In a manner analogous to the stationary Michelson interferometer, the term k(x) is constant in the case of negligible separation d between the fibre output arms and in the case of perfectly plane surfaces on the fibre ends. In practice, however, ideal surfaces cannot be guaranteed and a non-negligible separation d is deliberately applied in order to achieve a scan of the optical path delay; the x dependence of k(x) is therefore explicitly included. A phase correction term φ_C is introduced to allow an arbitrary choice of delay origin. An expression for the intensity distribution across the pixel array I(x) in terms of phase evolution φ(τ) is then

I(x)=2I₀[1+V(x)cos{k(x)φ(τ)+φ_C}]  (7).

When a reference laser beam, of optical frequency ω_R, simultaneously and collinearly propagates through the fibre arms of the interferometer, the reference interferogram is also formed across the detector array. By analogy with Eq. 7, the intensity distribution in the x direction, see FIG. 2, can be written as

I _R(x)=2I_0R[1+V_R(x)cos{k_R(x)φ_R(τ)+φ_CR}]  (8)

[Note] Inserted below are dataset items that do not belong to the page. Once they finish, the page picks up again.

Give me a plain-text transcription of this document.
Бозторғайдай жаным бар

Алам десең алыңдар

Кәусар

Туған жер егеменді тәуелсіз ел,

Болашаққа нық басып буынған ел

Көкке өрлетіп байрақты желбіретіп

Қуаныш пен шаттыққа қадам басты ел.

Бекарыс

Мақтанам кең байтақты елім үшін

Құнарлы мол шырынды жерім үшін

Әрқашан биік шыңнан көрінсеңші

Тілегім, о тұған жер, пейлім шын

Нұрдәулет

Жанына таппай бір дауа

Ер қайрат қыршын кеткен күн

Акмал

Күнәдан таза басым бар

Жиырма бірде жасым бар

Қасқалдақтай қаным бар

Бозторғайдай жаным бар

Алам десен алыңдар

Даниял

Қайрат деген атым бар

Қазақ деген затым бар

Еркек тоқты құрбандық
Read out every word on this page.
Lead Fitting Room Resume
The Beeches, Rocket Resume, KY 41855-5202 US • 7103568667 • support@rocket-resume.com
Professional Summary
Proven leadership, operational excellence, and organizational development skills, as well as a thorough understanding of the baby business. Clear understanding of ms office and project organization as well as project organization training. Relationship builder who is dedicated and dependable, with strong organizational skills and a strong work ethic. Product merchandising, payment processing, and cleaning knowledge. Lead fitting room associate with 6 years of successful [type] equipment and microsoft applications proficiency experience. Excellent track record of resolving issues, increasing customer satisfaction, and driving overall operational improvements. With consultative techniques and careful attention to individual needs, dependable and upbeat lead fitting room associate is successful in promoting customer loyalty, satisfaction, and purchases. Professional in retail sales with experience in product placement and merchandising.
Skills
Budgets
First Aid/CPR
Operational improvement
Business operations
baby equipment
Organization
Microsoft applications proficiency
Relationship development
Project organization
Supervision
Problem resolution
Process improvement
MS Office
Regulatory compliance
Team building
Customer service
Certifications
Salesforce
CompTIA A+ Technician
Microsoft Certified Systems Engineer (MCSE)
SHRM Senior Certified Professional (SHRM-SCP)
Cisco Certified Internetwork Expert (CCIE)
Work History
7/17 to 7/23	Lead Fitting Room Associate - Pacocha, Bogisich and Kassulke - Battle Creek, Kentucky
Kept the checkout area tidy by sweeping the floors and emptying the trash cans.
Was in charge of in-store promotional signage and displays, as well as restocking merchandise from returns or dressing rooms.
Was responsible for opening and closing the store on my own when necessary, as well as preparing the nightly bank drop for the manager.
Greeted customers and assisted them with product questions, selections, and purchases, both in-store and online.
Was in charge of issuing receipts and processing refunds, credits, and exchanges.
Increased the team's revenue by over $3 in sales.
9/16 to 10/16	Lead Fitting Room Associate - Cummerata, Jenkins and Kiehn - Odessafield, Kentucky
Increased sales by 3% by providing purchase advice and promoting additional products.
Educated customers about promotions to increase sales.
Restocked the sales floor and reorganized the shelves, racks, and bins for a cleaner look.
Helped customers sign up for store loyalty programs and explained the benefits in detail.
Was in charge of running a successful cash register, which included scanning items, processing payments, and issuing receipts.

where subscript ‘R’, is used to denote terms relating to the reference laser.

As the numerical aperture (NA) of the optical fibre is wavelength dependent, the phase evolution φ(x) of the interference pattern for each source wavelength will be unique and will give rise to a distinct interference pattern.

For a fixed source frequency or wavelength, fixed NA fibres and coplanar fibre ports, the evolution of interferogram phase φ(τ) across the detector array plane is governed by the separation between the ends of the fibre ports, d and the distance, z between the fibre ends and the detector array plane, as shown in FIG. 2.

For a cylindrical optical fibre, the condition for single-mode operation is

$\begin{array}{cc}V=\frac{2\pi }{\lambda }a\sqrt{n_{\mathrm{co}}^2-n_{\mathrm{cl}}^2}<2.405& \left(9\right)\end{array}$

where V is the waveguide parameter, λ is the vacuum wavelength of light, a is the core radius, n_co is the core refractive index and n_cl is cladding refractive index.

Silica has a transmission window that spans the wavelength range from ˜200 nm to ˜2000 nm. As such, silica is the preferred material for optical fibres in this wavelength region. For extended wavelengths, there are a range of soft glass materials such as germanate and chalcoginide that provide transmission windows out into the mid IR.

In one embodiment a visible/near IR stationary optical fibre waveguide spectrum analyser based on FIG. 1 uses fibre which is single-mode from 400 nm upwards to match the spectral bandwidth (400-1000) nm of the silicon detector array 26.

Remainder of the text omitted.